Hacker News new | ask | show | jobs
by JoshTriplett 770 days ago
> The system ABI of Linux really isn't the syscall interface, its the system libc.

You might have reasons to prefer to use libc; some software has reason to not use libc. Those preferences are in conflict, but one of them is not automatically right and the other wrong in all circumstances.

Many UNIX systems did follow the premise that you must use libc and the syscall interface is unstable. Linux pointedly did not, and decided to have a stable syscall ABI instead. This means it's possible to have multiple C libraries, as well as other libraries, which have different needs or goals and interface with the system differently. That's a useful property of Linux.

There are a couple of established mechanism on Linux for intercepting syscalls: ptrace, and BPF. If you want to intercept all uses of a syscall, intercept the syscall. If you want to intercept a particular glibc function in programs using glibc, or for that matter a musl function in a program using musl, go ahead and use LD_PRELOAD. But the Linux syscall interface is a valid and stable interface to the system, and that's why LD_PRELOAD is not a complete solution.

2 comments

It's true that Linux has a stable-ish syscall table. What is funny is that this caused a whole series of Samsung Android phones to reboot randomly with some apps because Samsung added a syscall at the same position someone else did in upstream linux and folks staticly linking their own libc to avoid boionc libc were rebooting phones when calling certain functions because the Samsung syscall causing kernel panics when called wrong. Goes back to it being a bad idea to subvert your system libc. Now, distro vendors do give out multiple versions of a libc that all work with your kernel. This generally works. When we had to fix ABI issues this happened a few times. But I wouldn't trust building our libc and assuming that libc is portable to any linux machine to copy it to.
> It's true that Linux has a stable-ish syscall table.

It's not "stable-ish", it's fully stable. Once a syscall is added to the syscall table on a released version of the official Linux kernel, it might later be replaced by a "not implemented" stub (which always returns -ENOSYS), but it will never be reused for anything else. There's even reserved space on some architectures for the STREAMS syscalls, which were AFAIK never on any released version of the Linux kernel.

The exception is when creating a new architecture; for instance, the syscall table for 32-bit x86 and 64-bit x86 has a completely different order.

I think what they meant (judging by the example you ignored) is that the table changes (even if append-only) and you don't know which version you actually have when you statically compile your own version.
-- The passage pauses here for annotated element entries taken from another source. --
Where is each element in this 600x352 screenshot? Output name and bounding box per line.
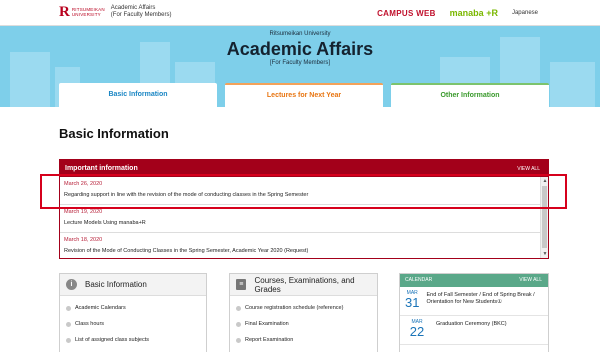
important-information-title: Important information [65,165,138,172]
list-item[interactable]: Academic Calendars [66,300,200,316]
item-label: List of assigned class subjects [75,337,149,343]
event-title: End of Fall Semester / End of Spring Bre… [426,292,535,305]
calendar-item[interactable]: MAR 22 Graduation Ceremony (BKC) [400,316,548,345]
site-title-line1: Academic Affairs [110,5,156,11]
item-date: March 18, 2020 [64,237,103,243]
scroll-down-icon[interactable]: ▼ [541,251,549,257]
page-title: Basic Information [59,126,169,141]
bullet-icon [236,337,241,343]
language-switch[interactable]: Japanese [512,10,538,16]
event-day: 22 [409,324,425,339]
logo-wordmark: RITSUMEIKAN UNIVERSITY [72,7,105,17]
important-information-panel: Important information VIEW ALL March 26,… [59,159,549,259]
list-item[interactable]: Report Examination [236,332,371,348]
list-item[interactable]: Course registration schedule (reference) [236,300,371,316]
list-item[interactable]: List of assigned class subjects [66,332,200,348]
list-item[interactable]: Class hours [66,316,200,332]
item-label: Report Examination [245,337,294,343]
scroll-thumb[interactable] [542,186,547,248]
bullet-icon [66,321,71,327]
calendar-item[interactable]: MAR 31 End of Fall Semester / End of Spr… [400,287,548,316]
bullet-icon [66,337,71,343]
item-label: Final Examination [245,321,289,327]
item-date: March 26, 2020 [64,181,103,187]
manaba-label: manaba [449,8,484,18]
list-item[interactable]: March 18, 2020 Revision of the Mode of C… [60,233,540,258]
basic-information-panel: i Basic Information Academic Calendars C… [59,273,207,352]
list-item[interactable]: March 26, 2020 Regarding support in line… [60,177,540,205]
hero-subtitle: [For Faculty Members] [269,60,330,66]
site-title: Academic Affairs (For Faculty Members) [111,5,172,19]
tab-lectures-next-year[interactable]: Lectures for Next Year [225,83,383,107]
list-item[interactable]: Final Examination [236,316,371,332]
building-illustration [550,62,595,107]
site-title-line2: (For Faculty Members) [110,12,172,18]
bullet-icon [236,321,241,327]
item-link[interactable]: Lecture Models Using manaba+R [64,220,536,226]
item-label: Class hours [75,321,105,327]
main-tabs: Basic Information Lectures for Next Year… [59,83,549,107]
calendar-panel: CALENDAR VIEW ALL MAR 31 End of Fall Sem… [399,273,549,352]
document-icon: ≡ [236,279,247,290]
panel-title: Basic Information [85,280,147,289]
calendar-view-all-link[interactable]: VIEW ALL [519,277,542,283]
view-all-link[interactable]: VIEW ALL [517,166,540,172]
item-label: Academic Calendars [75,305,126,311]
event-day: 31 [405,295,420,310]
item-label: Course registration schedule (reference) [245,305,344,311]
important-information-list: March 26, 2020 Regarding support in line… [60,177,540,258]
bullet-icon [236,305,241,311]
hero-title: Academic Affairs [226,39,374,59]
bullet-icon [66,305,71,311]
scroll-up-icon[interactable]: ▲ [541,178,549,184]
logo-line2: UNIVERSITY [71,12,101,17]
event-title: Graduation Ceremony (BKC) [436,321,507,327]
panel-title: Courses, Examinations, and Grades [254,275,355,294]
campus-web-link[interactable]: CAMPUS WEB [377,9,436,18]
item-link[interactable]: Revision of the Mode of Conducting Class… [64,248,536,254]
info-icon: i [66,279,77,290]
tab-other-information[interactable]: Other Information [391,83,549,107]
tab-basic-information[interactable]: Basic Information [59,83,217,107]
list-item[interactable]: March 19, 2020 Lecture Models Using mana… [60,205,540,233]
important-information-header: Important information VIEW ALL [60,160,548,177]
university-logo[interactable]: R RITSUMEIKAN UNIVERSITY Academic Affair… [59,5,171,20]
calendar-title: CALENDAR [405,277,433,283]
logo-mark: R [59,4,70,20]
manaba-plus-label: +R [486,8,498,18]
scrollbar[interactable]: ▲ ▼ [540,177,548,258]
item-link[interactable]: Regarding support in line with the revis… [64,192,536,198]
site-header: R RITSUMEIKAN UNIVERSITY Academic Affair… [0,0,600,26]
hero-university: Ritsumeikan University [269,31,331,37]
item-date: March 19, 2020 [64,209,103,215]
courses-panel: ≡ Courses, Examinations, and Grades Cour… [229,273,378,352]
manaba-link[interactable]: manaba +R [450,8,498,18]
Thus, your syscalls might be using a newer version of the table but it a) not actually be implemented, or b) implemented with something bespoke.
> Thus, your syscalls might be using a newer version of the table but it a) not actually be implemented,

That's the same case as when a syscall is later removed: it returns -ENOSYS. The correct way is to do the call normally as if it were implemented, and if it returns -ENOSYS, you know that this syscall does not exist in the currently running kernel, and you should try something else. That is the same no matter whether it's compiled statically or dynamically; even a dynamic glibc has fallback paths for some missing syscalls (glibc has a minimum required kernel version, so it does not need to have fallback paths for features introduced a long time ago).
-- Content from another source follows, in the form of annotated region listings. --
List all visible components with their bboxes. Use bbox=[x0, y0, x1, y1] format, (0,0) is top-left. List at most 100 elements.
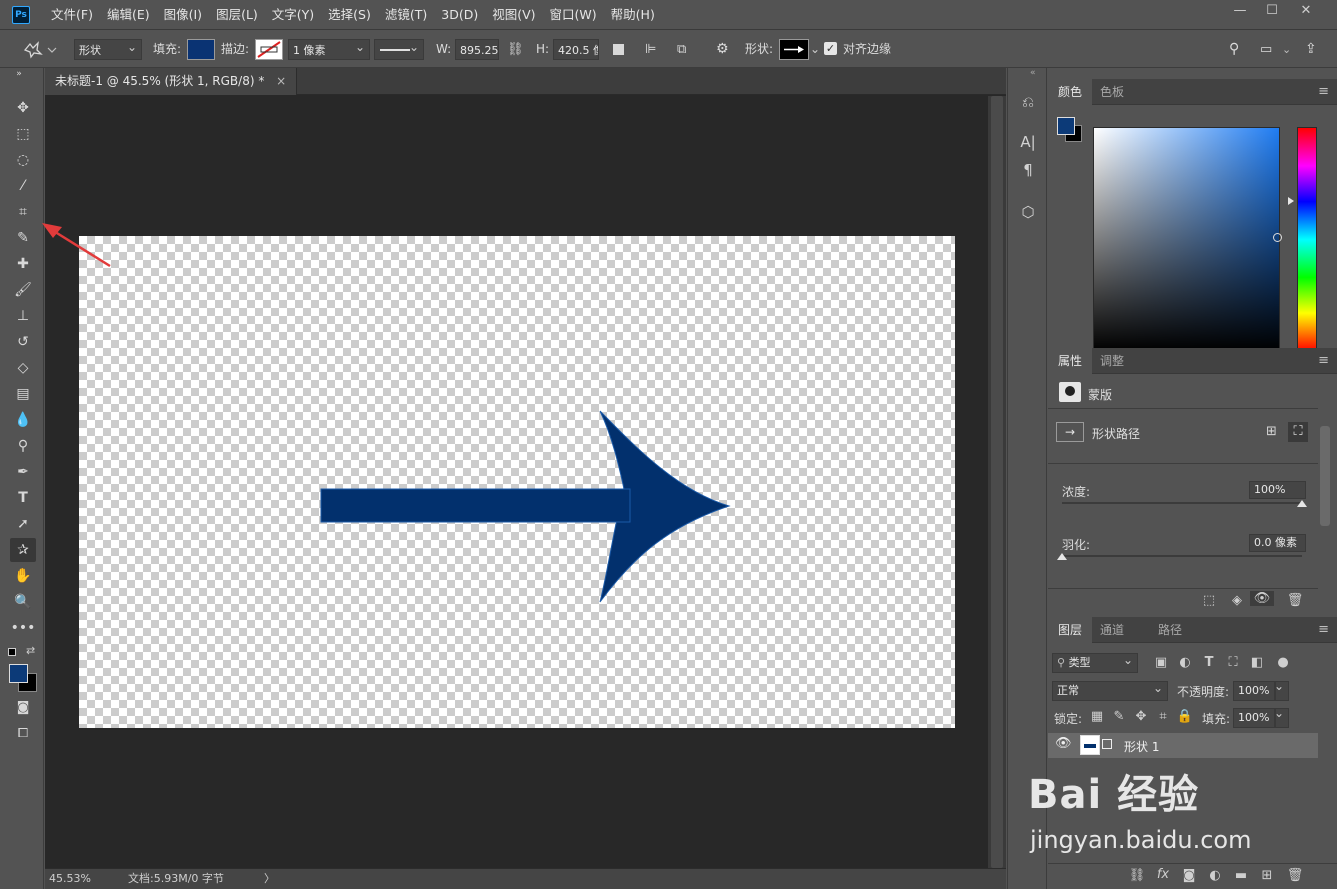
history-brush-tool-icon[interactable]: ↺ bbox=[10, 330, 36, 354]
path-alignment-icon[interactable]: ⊫ bbox=[645, 39, 663, 60]
swap-colors-icon[interactable]: ⇄ bbox=[26, 644, 35, 657]
menu-help[interactable]: 帮助(H) bbox=[604, 0, 662, 30]
feather-slider[interactable] bbox=[1062, 555, 1302, 557]
layer-row[interactable]: 👁 形状 1 bbox=[1048, 733, 1318, 758]
mask-icon[interactable] bbox=[1059, 382, 1081, 402]
smart-object-filter-icon[interactable]: ◧ bbox=[1248, 655, 1266, 670]
blur-tool-icon[interactable]: 💧 bbox=[10, 408, 36, 432]
shape-path-icon[interactable]: → bbox=[1056, 422, 1084, 442]
density-slider-thumb[interactable] bbox=[1297, 500, 1307, 507]
quick-mask-icon[interactable]: ◙ bbox=[10, 696, 36, 720]
healing-brush-tool-icon[interactable]: ✚ bbox=[10, 252, 36, 276]
layer-style-icon[interactable]: fx bbox=[1154, 867, 1172, 882]
density-input[interactable]: 100% bbox=[1249, 481, 1306, 499]
type-tool-icon[interactable]: T bbox=[10, 486, 36, 510]
crop-tool-icon[interactable]: ⌗ bbox=[10, 200, 36, 224]
blend-mode-select[interactable]: 正常 bbox=[1052, 679, 1168, 701]
default-colors-icon[interactable] bbox=[8, 648, 16, 656]
arrow-shape[interactable] bbox=[79, 236, 955, 728]
screen-mode-icon[interactable]: ⧠ bbox=[10, 722, 36, 746]
apply-mask-icon[interactable]: ◈ bbox=[1228, 593, 1246, 608]
status-menu-chevron-icon[interactable]: 〉 bbox=[264, 869, 275, 889]
stroke-type-select[interactable] bbox=[374, 37, 424, 60]
share-icon[interactable]: ⇪ bbox=[1305, 39, 1323, 60]
tab-adjustments[interactable]: 调整 bbox=[1090, 348, 1134, 374]
eyedropper-tool-icon[interactable]: ✎ bbox=[10, 226, 36, 250]
custom-shape-tool-icon[interactable]: ✰ bbox=[10, 538, 36, 562]
adjustment-layer-icon[interactable]: ◐ bbox=[1206, 868, 1224, 883]
tool-mode-select[interactable]: 形状 bbox=[74, 37, 142, 60]
color-picker-marker[interactable] bbox=[1273, 233, 1282, 242]
shape-picker-chevron-icon[interactable]: ⌄ bbox=[810, 39, 822, 60]
menu-file[interactable]: 文件(F) bbox=[44, 0, 100, 30]
tab-channels[interactable]: 通道 bbox=[1090, 617, 1134, 643]
layer-filter-select[interactable]: ⚲ 类型 bbox=[1052, 651, 1138, 673]
adjustment-filter-icon[interactable]: ◐ bbox=[1176, 655, 1194, 670]
history-panel-icon[interactable]: ⎌ bbox=[1016, 90, 1040, 114]
foreground-color-swatch[interactable] bbox=[9, 664, 28, 683]
lock-transparency-icon[interactable]: ▦ bbox=[1088, 709, 1106, 724]
opacity-dropdown[interactable] bbox=[1274, 679, 1289, 701]
properties-scrollbar-thumb[interactable] bbox=[1320, 426, 1330, 526]
menu-edit[interactable]: 编辑(E) bbox=[100, 0, 157, 30]
paragraph-panel-icon[interactable]: ¶ bbox=[1016, 158, 1040, 182]
menu-3d[interactable]: 3D(D) bbox=[434, 0, 485, 30]
document-tab[interactable]: 未标题-1 @ 45.5% (形状 1, RGB/8) * × bbox=[45, 68, 298, 95]
hue-slider-handle[interactable] bbox=[1288, 197, 1294, 205]
vertical-scrollbar-thumb[interactable] bbox=[991, 96, 1003, 868]
zoom-tool-icon[interactable]: 🔍 bbox=[10, 590, 36, 614]
character-panel-icon[interactable]: A| bbox=[1016, 130, 1040, 154]
menu-layer[interactable]: 图层(L) bbox=[209, 0, 265, 30]
close-window-button[interactable]: ✕ bbox=[1290, 0, 1322, 22]
shape-filter-icon[interactable]: ⛶ bbox=[1224, 655, 1242, 670]
fill-dropdown[interactable] bbox=[1274, 706, 1289, 728]
selection-icon[interactable]: ⬚ bbox=[1200, 593, 1218, 608]
stroke-width-field[interactable]: 1 像素 bbox=[288, 37, 370, 60]
transparent-canvas[interactable] bbox=[79, 236, 955, 728]
brush-tool-icon[interactable]: 🖌 bbox=[10, 278, 36, 302]
move-tool-icon[interactable]: ✥ bbox=[10, 96, 36, 120]
minimize-button[interactable]: — bbox=[1224, 0, 1256, 22]
tab-layers[interactable]: 图层 bbox=[1048, 617, 1093, 643]
feather-input[interactable]: 0.0 像素 bbox=[1249, 534, 1306, 552]
path-arrangement-icon[interactable]: ⧉ bbox=[677, 39, 697, 60]
lock-artboard-icon[interactable]: ⌗ bbox=[1154, 709, 1172, 724]
add-mask-icon[interactable]: ◙ bbox=[1180, 868, 1198, 883]
eraser-tool-icon[interactable]: ◇ bbox=[10, 356, 36, 380]
hue-slider[interactable] bbox=[1297, 127, 1317, 352]
maximize-button[interactable]: ☐ bbox=[1256, 0, 1288, 22]
path-operations-icon[interactable] bbox=[613, 39, 631, 60]
trash-icon[interactable]: 🗑 bbox=[1286, 593, 1304, 608]
panel-menu-icon[interactable]: ≡ bbox=[1318, 353, 1329, 368]
image-filter-icon[interactable]: ▣ bbox=[1152, 655, 1170, 670]
density-slider[interactable] bbox=[1062, 502, 1302, 504]
lock-position-icon[interactable]: ✥ bbox=[1132, 709, 1150, 724]
shape-picker[interactable] bbox=[779, 39, 809, 60]
link-layers-icon[interactable]: ⛓ bbox=[1128, 868, 1146, 883]
opacity-input[interactable]: 100% bbox=[1233, 681, 1275, 701]
foreground-color-swatch[interactable] bbox=[1057, 117, 1075, 135]
layer-name[interactable]: 形状 1 bbox=[1124, 738, 1159, 755]
width-input[interactable]: 895.25 像 bbox=[455, 39, 499, 60]
lock-pixels-icon[interactable]: ✎ bbox=[1110, 709, 1128, 724]
subtract-mask-icon[interactable]: ⛶ bbox=[1288, 422, 1308, 442]
workspace-icon[interactable]: ▭ bbox=[1260, 39, 1278, 60]
fill-input[interactable]: 100% bbox=[1233, 708, 1275, 728]
path-selection-tool-icon[interactable]: ➚ bbox=[10, 512, 36, 536]
type-filter-icon[interactable]: T bbox=[1200, 655, 1218, 670]
menu-image[interactable]: 图像(I) bbox=[157, 0, 209, 30]
link-dimensions-icon[interactable]: ⛓ bbox=[507, 39, 524, 60]
align-edges-checkbox[interactable]: ✓ bbox=[824, 42, 837, 55]
eye-icon[interactable]: 👁 bbox=[1250, 591, 1274, 606]
3d-panel-icon[interactable]: ⬡ bbox=[1016, 200, 1040, 224]
add-mask-icon[interactable]: ⊞ bbox=[1266, 424, 1277, 439]
menu-type[interactable]: 文字(Y) bbox=[265, 0, 321, 30]
pen-tool-icon[interactable]: ✒ bbox=[10, 460, 36, 484]
trash-icon[interactable]: 🗑 bbox=[1286, 868, 1304, 883]
fill-color-swatch[interactable] bbox=[187, 39, 215, 60]
tab-swatches[interactable]: 色板 bbox=[1090, 79, 1134, 105]
lock-all-icon[interactable]: 🔒 bbox=[1176, 709, 1194, 724]
gear-icon[interactable]: ⚙ bbox=[716, 39, 736, 60]
filter-toggle-icon[interactable]: ● bbox=[1274, 655, 1292, 670]
search-icon[interactable]: ⚲ bbox=[1229, 39, 1247, 60]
> or b) implemented with something bespoke.

There's nothing you can do to protect against a modified kernel which does something different from the upstream Linux kernel. Even going through libc doesn't help, since whoever modified the Linux kernel to do something unexpected could also have modified the C library to do something unexpected, or libc could trip over the unexpected kernel changes.

One example of this happening is with seccomp filters. They can be used to make a syscall fail with an unexpected error code, and this can confuse the C library. More specifically, a seccomp filter which forces the clone3 syscall to always return -EPERM breaks newer libc versions which try the clone3 syscall first, and then fallback to the older clone syscall if clone3 returned -ENOSYS (which indicates an older kernel that does not have the clone3 syscall); this breaks for instance running newer Linux distributions within older Docker versions.

Every kernel I’ve ever used has been different from an upstream kernel, with custom patches applied. It’s literally open source, anyone can do anything to it that they want. If you are using libc, you’d have a reasonable expectation not to need to know the details of those changes. If you call the kernel directly via syscall, then yeah, there is nothing you can do about someone making modifications to open source software.
Generally, if you're patching the kernel you should coordinate with upstream if you care about your ABI.
I don’t think anyone is asking Linus for permission to backport security fixes to their own kernels… that’s ridiculous.
If your security fix alters the ABI it is almost always the case that this is done
The complication with the linux syscall interface is that it turns the worse is better up to 11. Like setuid works on a per thread basis, which is seriously not what you want, so every program/runtime must do this fun little thread stop and start and thunk dance.
Yeah, agreed. One of the items on my long TODO list is adding `setuid_process` and `setgid_process` and similar, so that perhaps a decade later when new runtimes can count on the presence of those syscalls, they can stop duplicating that mechanism in userspace.